Erwin und Erna wollen sich nicht einschränken lassen. Sie fühlten sich schon vom DDR-Regime zu Recht eingeschränkt und sind 1989 auf die Straße gegangen. Sie haben Kohl und die blühenden Landschaften gewählt, dann aber, als diese für sie persönlich nicht blühten, die Linke unterstützt. Da diese aber nichts für sie tun konnte, weil sie einfach keine ausreichende Mehrheit hatte, haben die Müllers es nochmal mit der Union versucht. Natürlich war auch die Ära Merkel von Kompromissen bestimmt. Also waren die Müllers weiterhin unzufrieden mit „denen da oben“ und haben gar nicht mehr vom Wahlrecht Gebrauch gemacht. Erst als Bündnis90/Die Grünen bei der letzten Bundestagswahl eine reelle Chance hatten, etwas zu bewirken, haben Erwin und Erna diese gewählt. Herausgekommen ist die Ampel. Und was müssen die Müllers feststellen? Drei Parteien mit teilweise stark auseinanderklaffenden Vorstellungen kämpfen um Kompromisse, und sind weit entfernt davon dafür zu sorgen, dass sich die Müllers so richtig frei fühlen. Im Gegenteil, noch nie fühlten sich Erwin und Erna so sehr in ihrer individuellen Freiheit eingeschränkt. Schuld sind natürlich nicht nur die Grünen, auch SPD und FDP. Auch die Union hat ausgespielt für sie, und die Linke sowieso.

Das nächste Mal wählen Müllers die AfD. Nicht weil sie eine rechtsextreme Gesinnung haben, und vielleicht sind sie nicht einmal der Ansicht, dass das Land „von Migranten überschwemmt wird“. Die AfD ist ganz einfach die Partei, die „noch nicht dran“ war und die auch gegen „die da oben“ ist. Dass die AfD wie alle im Bundestag vertretenen Parteien ebenfalls zu „denen da oben“ zählt, ist bei den Müllers nicht so richtig angekommen. Parteiprogramme haben Erwin und Erna noch nie interessiert. Warum auch, die werden ohnehin nie umgesetzt. Die Politiker versprechen alles mögliche und halten ihre Versprechen eh nicht. Dass es daran liegt, dass (zum Glück!) schon lange nicht mehr eine Partei allein die Regierung stellt und in einer Koalition Parteiziele nicht uneingeschränkt umgesetzt werden können, ist ihnen nicht bewusst.

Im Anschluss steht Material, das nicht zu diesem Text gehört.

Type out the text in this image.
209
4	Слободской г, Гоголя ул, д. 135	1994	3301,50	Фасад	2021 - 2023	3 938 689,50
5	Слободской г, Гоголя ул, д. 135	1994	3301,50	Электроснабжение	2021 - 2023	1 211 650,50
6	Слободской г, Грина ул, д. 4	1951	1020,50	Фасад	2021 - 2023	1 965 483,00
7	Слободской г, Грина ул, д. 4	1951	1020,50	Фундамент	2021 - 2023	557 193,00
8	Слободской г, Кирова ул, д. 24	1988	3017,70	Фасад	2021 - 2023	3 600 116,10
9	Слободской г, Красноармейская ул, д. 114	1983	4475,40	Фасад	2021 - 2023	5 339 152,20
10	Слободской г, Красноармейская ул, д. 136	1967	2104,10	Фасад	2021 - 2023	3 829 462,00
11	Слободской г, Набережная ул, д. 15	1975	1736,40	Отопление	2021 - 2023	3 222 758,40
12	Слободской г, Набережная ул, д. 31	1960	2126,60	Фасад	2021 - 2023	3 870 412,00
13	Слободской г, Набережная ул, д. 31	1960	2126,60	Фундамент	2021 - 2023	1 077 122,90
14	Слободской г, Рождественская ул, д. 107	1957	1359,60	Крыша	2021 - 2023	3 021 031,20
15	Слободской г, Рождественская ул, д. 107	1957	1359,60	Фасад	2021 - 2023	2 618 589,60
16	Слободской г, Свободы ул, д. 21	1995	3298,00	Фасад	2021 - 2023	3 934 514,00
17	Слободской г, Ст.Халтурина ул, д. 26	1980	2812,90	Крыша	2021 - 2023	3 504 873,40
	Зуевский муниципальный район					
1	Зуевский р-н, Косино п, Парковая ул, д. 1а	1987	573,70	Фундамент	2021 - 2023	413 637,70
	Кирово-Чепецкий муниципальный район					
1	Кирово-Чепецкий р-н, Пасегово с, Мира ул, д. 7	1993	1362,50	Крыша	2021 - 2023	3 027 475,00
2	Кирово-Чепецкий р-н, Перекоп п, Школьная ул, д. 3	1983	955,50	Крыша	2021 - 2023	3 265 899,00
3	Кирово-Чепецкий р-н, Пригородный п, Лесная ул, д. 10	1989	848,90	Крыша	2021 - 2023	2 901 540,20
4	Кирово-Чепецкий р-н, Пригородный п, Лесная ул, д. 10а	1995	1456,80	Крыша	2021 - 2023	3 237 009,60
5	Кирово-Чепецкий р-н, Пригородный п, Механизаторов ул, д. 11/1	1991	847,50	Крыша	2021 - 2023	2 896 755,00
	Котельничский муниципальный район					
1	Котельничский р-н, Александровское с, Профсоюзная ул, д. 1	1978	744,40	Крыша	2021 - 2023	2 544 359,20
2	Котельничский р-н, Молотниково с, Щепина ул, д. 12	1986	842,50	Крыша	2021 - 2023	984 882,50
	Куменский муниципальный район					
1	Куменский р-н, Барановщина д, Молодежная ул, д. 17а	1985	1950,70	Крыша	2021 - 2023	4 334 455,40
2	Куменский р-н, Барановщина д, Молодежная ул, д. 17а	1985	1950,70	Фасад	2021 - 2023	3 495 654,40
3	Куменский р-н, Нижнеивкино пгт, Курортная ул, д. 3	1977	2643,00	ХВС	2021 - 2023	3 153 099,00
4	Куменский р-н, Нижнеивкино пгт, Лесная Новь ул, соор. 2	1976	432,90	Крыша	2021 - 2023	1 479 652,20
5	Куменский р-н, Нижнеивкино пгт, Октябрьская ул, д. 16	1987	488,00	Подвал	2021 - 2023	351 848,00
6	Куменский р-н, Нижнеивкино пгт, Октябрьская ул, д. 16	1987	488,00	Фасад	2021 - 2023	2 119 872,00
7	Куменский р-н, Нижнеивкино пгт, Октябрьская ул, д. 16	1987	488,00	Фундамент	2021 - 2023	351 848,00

Also AfD. Ausgerechnet AfD. Denn bei keiner anderen Partei divergieren Parteiprogramm und Propaganda so sehr. Und keine andere Partei ist so sehr bestrebt, die demokratischen Gepflogenheiten zu unterwandern. Genau, denken da Erwin und Erna, mit der AfD ist endlich Schluss mit der Gängelei und der Einschränkung unserer individuellen Rechte. Wir dürfen dann endlich machen was wir wollen. Nur dass die Realität anders aussehen würde: hätte die AfD tatsächlich die Regierungsverantwortung, wird sie mehr als alle anderen die Freiheit des Einzelnen einschränken. Wenn sie tatsächlich regierte, hätte sie die absolute Mehrheit und bräuchte keine Kompromisse zu machen. Die Mitglieder der Partei werden zu ihrem eigenen Vorteil regieren und nicht im Sinne des deutschen Volkes, wie sie gern behaupten. Und sie werden natürlich noch weniger Rücksicht auf die persönlichen Wünsche der Müllers nehmen. Diese werden, sollte es dann noch möglich sein zu demonstrieren, bei Demonstrationen gegen die AfD an vorderster Front stehen. Da es zum Glück unwahrscheinlich ist, dass die AfD die absolute Mehrheit bekommt, wird diese Partei womöglich immer die Alternative für Leute wie Erwin und Erna bleiben. Genau deshalb, weil sie nicht zum Zuge kommt und sich dadurch nicht offensichtlich zeigt, dass sie diktatorischer ist als alle anderen Parteien, die bisher in der BRD die Regierung gestellt haben.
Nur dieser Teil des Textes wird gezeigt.